Assigned To: Yuri Haperski (cmsms)
Version: None
CMSMS Version: None
Severity: Major
Resolution: None
State: Open
Summary:
RCE via File Upload
Detailed Description:
Is possible to upload php file using the image upload features


History

Comments
avatar 
Date: 2022-01-08 04:43
Posted By: Yuri Haperski (cmsms)

Add to the .htaccess file.
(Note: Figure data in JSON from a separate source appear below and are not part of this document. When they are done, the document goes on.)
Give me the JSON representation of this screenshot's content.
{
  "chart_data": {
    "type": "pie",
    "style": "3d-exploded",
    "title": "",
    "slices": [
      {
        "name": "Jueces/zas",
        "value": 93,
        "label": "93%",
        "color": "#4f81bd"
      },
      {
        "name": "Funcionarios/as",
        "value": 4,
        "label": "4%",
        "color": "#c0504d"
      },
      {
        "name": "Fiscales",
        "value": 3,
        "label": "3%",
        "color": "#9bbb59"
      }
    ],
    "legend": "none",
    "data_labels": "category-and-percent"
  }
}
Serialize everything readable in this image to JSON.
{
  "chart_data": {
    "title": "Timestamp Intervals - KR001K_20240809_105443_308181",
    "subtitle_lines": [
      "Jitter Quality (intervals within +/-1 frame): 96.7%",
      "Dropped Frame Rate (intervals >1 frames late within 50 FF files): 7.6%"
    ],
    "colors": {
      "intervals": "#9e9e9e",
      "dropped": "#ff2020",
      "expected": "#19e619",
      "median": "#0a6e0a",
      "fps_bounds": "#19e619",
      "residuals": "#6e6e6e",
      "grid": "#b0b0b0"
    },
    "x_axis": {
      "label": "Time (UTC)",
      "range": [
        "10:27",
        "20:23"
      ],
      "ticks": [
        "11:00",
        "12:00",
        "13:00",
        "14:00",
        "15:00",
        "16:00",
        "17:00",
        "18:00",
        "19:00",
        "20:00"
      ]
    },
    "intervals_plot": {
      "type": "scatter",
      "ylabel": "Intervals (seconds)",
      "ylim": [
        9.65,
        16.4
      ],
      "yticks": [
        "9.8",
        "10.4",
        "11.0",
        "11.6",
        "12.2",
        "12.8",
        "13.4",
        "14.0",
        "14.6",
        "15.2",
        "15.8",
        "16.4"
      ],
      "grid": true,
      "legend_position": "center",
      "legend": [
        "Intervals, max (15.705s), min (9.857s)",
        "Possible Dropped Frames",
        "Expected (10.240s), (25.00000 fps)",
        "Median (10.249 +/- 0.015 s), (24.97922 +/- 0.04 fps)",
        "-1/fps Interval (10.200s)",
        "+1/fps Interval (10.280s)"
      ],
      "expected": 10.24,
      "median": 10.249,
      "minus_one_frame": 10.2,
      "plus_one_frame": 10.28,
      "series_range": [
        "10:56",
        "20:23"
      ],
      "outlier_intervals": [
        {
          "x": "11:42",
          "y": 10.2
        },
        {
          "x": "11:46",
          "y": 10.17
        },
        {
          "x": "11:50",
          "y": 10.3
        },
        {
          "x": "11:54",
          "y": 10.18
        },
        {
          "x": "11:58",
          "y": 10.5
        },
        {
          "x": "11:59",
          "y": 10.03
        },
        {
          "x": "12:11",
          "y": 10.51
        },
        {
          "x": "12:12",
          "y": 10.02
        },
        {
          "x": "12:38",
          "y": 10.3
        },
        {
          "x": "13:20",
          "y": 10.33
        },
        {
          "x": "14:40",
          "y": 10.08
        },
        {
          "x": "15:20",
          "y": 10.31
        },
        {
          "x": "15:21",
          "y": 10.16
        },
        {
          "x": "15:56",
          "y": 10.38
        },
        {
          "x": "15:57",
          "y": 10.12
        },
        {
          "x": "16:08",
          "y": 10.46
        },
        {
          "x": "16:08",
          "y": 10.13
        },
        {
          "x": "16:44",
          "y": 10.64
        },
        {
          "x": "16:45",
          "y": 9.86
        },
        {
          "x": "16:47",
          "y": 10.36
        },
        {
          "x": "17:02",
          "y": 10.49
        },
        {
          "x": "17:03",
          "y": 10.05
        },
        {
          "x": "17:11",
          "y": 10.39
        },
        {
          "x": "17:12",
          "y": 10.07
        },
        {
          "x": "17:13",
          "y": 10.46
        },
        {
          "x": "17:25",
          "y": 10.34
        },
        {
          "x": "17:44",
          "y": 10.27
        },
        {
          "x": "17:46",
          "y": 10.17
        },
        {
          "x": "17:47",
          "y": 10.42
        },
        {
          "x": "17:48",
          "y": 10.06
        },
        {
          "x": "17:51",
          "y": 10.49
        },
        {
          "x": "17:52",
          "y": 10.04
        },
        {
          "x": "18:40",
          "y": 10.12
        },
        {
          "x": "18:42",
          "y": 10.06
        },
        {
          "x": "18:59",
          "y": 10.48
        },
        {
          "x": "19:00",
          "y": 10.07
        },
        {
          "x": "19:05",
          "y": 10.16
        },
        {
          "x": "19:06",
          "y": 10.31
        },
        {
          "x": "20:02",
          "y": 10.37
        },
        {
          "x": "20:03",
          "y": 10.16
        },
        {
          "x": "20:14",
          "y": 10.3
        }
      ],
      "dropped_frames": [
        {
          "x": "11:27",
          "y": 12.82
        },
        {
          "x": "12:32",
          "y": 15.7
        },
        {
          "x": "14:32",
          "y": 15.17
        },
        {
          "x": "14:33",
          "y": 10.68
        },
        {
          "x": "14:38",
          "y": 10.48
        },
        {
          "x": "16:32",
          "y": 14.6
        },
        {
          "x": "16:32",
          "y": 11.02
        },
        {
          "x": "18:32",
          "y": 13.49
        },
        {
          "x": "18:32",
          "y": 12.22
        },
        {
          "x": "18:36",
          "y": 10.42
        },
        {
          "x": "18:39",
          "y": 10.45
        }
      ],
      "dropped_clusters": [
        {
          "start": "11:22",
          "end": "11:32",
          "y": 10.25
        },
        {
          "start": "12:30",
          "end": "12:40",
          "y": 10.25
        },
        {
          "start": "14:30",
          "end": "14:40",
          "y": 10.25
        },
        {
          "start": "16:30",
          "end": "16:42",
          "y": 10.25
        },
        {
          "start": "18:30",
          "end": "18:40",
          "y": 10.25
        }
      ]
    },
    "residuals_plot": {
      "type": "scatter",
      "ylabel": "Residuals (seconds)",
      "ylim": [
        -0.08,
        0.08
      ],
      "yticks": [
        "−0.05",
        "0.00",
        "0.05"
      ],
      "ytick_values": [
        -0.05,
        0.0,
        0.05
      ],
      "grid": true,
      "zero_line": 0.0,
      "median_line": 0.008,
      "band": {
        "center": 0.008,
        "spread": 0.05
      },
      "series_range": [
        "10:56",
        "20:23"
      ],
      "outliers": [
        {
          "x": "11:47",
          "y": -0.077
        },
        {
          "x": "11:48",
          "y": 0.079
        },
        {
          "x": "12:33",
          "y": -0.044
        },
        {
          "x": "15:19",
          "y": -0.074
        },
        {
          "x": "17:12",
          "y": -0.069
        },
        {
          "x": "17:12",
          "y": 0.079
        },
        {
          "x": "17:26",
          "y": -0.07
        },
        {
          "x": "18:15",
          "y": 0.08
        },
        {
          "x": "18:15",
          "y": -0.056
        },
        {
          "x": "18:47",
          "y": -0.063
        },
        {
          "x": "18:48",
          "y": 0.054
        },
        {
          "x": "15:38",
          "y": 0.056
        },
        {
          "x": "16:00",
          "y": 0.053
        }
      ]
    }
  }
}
It should help.
#
# The following are highly recommended security settings for files in your CMSMS
install that should not be browsed directly.
#
RedirectMatch 403 ^/.*\.htaccess$
RedirectMatch 403 ^/.*\.log$
RedirectMatch 403 ^/.*\.ini$
RedirectMatch 403 ^/.*config\.php$
RedirectMatch 403 ^.*/doc/.*$
RedirectMatch 403 ^.*/lib/.*\.php$
RedirectMatch 403 ^.*/tmp/.*\.php$
RedirectMatch 403 ^.*/modules/.*\.php$
RedirectMatch 403 ^.*/uploads/.*\.php$
RedirectMatch 403 ^.*/assets/.*\.php$
RedirectMatch 403 ^.*/assets/.*\.tpl$
avatar 
Date: 2022-01-08 05:29
Posted By: Marco Nappi (mrcnpp)

Thanks i'm just following the default installtion . Btw i belive the regex don't
fully cover all the possible doungeroos files extension for example a file phtml
or a php5 will get ignore by that regex
avatar 
Date: 2022-01-08 07:45
Posted By: Yuri Haperski (cmsms)

I think it is not a problem, because the admin panel is only for trusted users.
But I will possibly fix it in the next release.